Ask any book designer about their collection of reference books and you’ll get a long list of the usual suspects: books about design, typography, layout, and grids; dictionaries and style guides; software manuals; and lots of books and magazines kept for inspiration. But which books are indispensable to a book designer?
Here is a list of the books that we refer to often and would not want to be without:
Designing and typesetting book pages
Thinking with Type, Second Edition
by Ellen Lupton, published by Princeton Architectural Press, © 2010.
This book is gorgeous and packed with fascinating design examples. It covers the history and current uses of type, typesetting, and grids—the three elements of book design—with just enough detail to cover it all, plus a good touch of humor. This highly readable book is used widely in design schools, and for very good reason. Anyone who has been bitten by the graphic design bug should give it a try. —GC
Book Typography: A Designer’s Manual
by Mitchell & Wightman, published by Libanus Press, © 2005.
This is my go-to reference for all those questions arising while designing and typesetting book pages. Need options for a table of contents that includes subheadings? Wondering how to minimize the space around headings without being obvious? Numerous visual examples are given for every kind of element needed, including contents, headings, chapter openings, running heads, folios, drop caps, footnotes, glossaries, and so on. The names and point sizes of all the fonts used in the examples are also helpful. The authors are British, so some of the expressions are a bit different from what we use in North America (“extent” instead of “page count,” for example), but the few differences are not an issue.
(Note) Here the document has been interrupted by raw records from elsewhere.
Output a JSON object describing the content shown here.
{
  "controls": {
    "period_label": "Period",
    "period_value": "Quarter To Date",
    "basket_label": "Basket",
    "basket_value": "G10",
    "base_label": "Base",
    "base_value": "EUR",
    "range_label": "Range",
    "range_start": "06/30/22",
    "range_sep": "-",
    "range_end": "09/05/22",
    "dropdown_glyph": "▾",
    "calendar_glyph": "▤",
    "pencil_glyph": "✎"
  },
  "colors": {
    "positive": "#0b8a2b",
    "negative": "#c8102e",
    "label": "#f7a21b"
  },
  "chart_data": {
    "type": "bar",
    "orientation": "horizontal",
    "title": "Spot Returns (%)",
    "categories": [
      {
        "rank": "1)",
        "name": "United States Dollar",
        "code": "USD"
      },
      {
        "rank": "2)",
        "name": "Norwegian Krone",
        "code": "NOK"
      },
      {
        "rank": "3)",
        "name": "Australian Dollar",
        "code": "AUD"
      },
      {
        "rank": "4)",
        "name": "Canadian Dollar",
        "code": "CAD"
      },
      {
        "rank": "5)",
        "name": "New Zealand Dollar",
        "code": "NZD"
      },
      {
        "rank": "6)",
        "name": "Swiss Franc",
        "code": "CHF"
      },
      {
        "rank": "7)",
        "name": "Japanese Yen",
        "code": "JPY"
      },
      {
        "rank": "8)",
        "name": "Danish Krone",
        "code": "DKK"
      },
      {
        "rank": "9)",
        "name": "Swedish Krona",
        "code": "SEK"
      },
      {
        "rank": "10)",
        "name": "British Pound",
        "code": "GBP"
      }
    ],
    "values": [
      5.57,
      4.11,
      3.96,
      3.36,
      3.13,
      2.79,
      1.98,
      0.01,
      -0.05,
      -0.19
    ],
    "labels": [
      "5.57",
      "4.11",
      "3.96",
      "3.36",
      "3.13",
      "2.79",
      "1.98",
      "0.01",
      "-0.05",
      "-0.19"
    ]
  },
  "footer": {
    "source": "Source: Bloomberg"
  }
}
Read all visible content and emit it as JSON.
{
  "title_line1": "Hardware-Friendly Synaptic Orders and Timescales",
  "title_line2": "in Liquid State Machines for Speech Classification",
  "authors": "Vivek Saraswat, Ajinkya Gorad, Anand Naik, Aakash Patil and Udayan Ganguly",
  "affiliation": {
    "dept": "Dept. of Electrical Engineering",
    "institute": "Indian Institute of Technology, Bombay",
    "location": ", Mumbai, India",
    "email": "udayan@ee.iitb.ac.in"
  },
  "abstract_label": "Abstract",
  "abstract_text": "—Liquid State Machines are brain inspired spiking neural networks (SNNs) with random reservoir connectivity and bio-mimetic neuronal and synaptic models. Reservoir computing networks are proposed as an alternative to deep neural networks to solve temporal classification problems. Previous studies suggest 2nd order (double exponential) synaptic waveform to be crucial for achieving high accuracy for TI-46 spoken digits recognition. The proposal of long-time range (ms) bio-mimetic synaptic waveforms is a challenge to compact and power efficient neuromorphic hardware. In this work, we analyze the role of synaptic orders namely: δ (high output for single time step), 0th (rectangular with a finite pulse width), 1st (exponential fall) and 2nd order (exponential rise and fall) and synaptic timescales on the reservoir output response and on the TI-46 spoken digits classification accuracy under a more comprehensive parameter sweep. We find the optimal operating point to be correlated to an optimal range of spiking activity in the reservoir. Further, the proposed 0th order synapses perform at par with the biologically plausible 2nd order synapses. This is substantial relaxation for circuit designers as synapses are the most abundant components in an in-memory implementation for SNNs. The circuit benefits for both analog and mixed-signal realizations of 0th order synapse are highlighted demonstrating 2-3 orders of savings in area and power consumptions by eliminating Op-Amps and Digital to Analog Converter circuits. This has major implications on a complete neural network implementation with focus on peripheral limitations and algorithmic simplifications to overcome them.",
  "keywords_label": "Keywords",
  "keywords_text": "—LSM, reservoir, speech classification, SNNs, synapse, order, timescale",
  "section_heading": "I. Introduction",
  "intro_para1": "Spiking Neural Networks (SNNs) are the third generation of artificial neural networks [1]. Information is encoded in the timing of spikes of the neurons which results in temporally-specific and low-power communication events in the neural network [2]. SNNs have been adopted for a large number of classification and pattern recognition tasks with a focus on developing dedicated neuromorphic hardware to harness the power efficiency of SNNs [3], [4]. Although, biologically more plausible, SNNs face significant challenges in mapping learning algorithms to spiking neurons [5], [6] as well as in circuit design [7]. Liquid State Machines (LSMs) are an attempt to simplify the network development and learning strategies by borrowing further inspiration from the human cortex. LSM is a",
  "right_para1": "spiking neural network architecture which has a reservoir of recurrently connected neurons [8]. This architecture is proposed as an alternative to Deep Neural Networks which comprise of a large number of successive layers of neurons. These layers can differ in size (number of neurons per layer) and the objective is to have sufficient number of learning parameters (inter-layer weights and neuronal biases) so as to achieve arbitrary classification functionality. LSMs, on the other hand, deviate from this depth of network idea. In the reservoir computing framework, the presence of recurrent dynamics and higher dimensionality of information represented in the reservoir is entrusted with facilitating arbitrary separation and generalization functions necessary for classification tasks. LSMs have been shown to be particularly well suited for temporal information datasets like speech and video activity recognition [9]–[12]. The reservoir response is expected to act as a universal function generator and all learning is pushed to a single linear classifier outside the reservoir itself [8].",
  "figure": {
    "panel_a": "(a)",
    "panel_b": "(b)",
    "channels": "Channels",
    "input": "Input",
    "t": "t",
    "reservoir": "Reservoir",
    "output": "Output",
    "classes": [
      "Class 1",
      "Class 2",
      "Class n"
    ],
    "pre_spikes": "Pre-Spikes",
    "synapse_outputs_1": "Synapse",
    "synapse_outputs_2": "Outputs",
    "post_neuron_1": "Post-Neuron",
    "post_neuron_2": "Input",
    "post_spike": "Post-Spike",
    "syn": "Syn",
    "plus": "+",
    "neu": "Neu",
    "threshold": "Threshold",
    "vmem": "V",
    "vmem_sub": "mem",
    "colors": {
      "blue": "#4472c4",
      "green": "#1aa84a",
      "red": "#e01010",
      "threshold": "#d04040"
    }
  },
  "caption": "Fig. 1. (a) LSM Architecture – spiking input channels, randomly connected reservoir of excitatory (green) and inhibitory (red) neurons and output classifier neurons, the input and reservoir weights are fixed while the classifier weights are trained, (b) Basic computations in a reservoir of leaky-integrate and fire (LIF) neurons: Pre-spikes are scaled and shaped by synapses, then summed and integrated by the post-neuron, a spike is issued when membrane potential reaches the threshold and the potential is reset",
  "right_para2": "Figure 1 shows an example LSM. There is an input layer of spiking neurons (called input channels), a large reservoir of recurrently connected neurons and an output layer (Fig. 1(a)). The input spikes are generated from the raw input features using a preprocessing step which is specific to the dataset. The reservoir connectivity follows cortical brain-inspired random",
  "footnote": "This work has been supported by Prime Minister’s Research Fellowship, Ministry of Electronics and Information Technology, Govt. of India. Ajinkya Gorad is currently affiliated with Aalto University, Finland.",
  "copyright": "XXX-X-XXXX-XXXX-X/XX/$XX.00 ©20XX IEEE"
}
And, despite the book being published in 2005, none of the information will go out of date as long as print books are still being created. —FR
Typesetting reference book
I use this reference book more than any other except perhaps for my dictionary. It’s filled with rock solid information for editors, proofreaders, and yes, typesetters. Every publisher, editor, and book designer in North America should own a copy, as it is the standard reference on grammar, punctuation, numbers and math, captions, tables, typesetting foreign languages, and much more. CMOS keeps up with the trends and leads the way in dealing with new phenomena. For instance, it tells how to break a URL onto two lines properly (it’s not the way you think). —GC
Color guides for print
These little books contain thousands of color combinations printed on coated stock, and provide the CMYK values of every color so you can see how they’ll look in print. I have all five books in the series. Books 3 and 5 are particularly awesome, as they show all kinds of beautiful color patterns that are indispensable for choosing a color palette. Book 3’s color patterns include gingham, argyle, plaid, tartan, camo, florals, and paisley, as well as Islamic, Indian, Japanese, African, and Latin American patterns. Book 5’s color patterns are based on moods: romantic, sporty, subdued, cool, elegant, and chic, just to name a few. With these books, you can create color palettes with confidence, knowing how the colors will look printed and how they’ll look in combination with each other. —FR
Books for inspiration
Layout Index by Jim Krause, published by North Light Books, © 2001.
It’s small, it’s fun, and it’s bursting with ideas for any kind of publication layout. This is not one of those books showing wild, useless designs; each one is completely practical. I flip through the book all the time, and it never fails to give me a boost.
There’s a whole series of these wonderful little idea volumes: Color Index, Color Index 2, Design Basics Index, Idea Index, and Type Idea Index. Buy one and you’ll soon want more. —GC
Book, Jacket & Journal Show Catalog, published annually by the Association of American University Presses.
These catalogs are filled with beautiful examples of fine book design. Each award-winning book in the show garners its own two-page spread in the catalog, displaying its front cover and a few select pages (usually its title page, contents, and chapter opening). What I particularly love about these catalogs is that they include information about which fonts are used for display type and text, as well as trim size, page count, paper stocks, binding, and where the book was printed. —FR
Just one more
And guess what? We both use Book Design Made Simple all the time! We worked very hard on making it as useful as possible, but sometimes we forget some of the little details. It’s one of the handiest volumes we own.
What reference books are on your bookshelf?
It’s always interesting to learn which books other book designers consider indispensable. And, if you’re just starting a collection of reference books, we hope that by sharing our go-to books with you, you’ll get a solid start.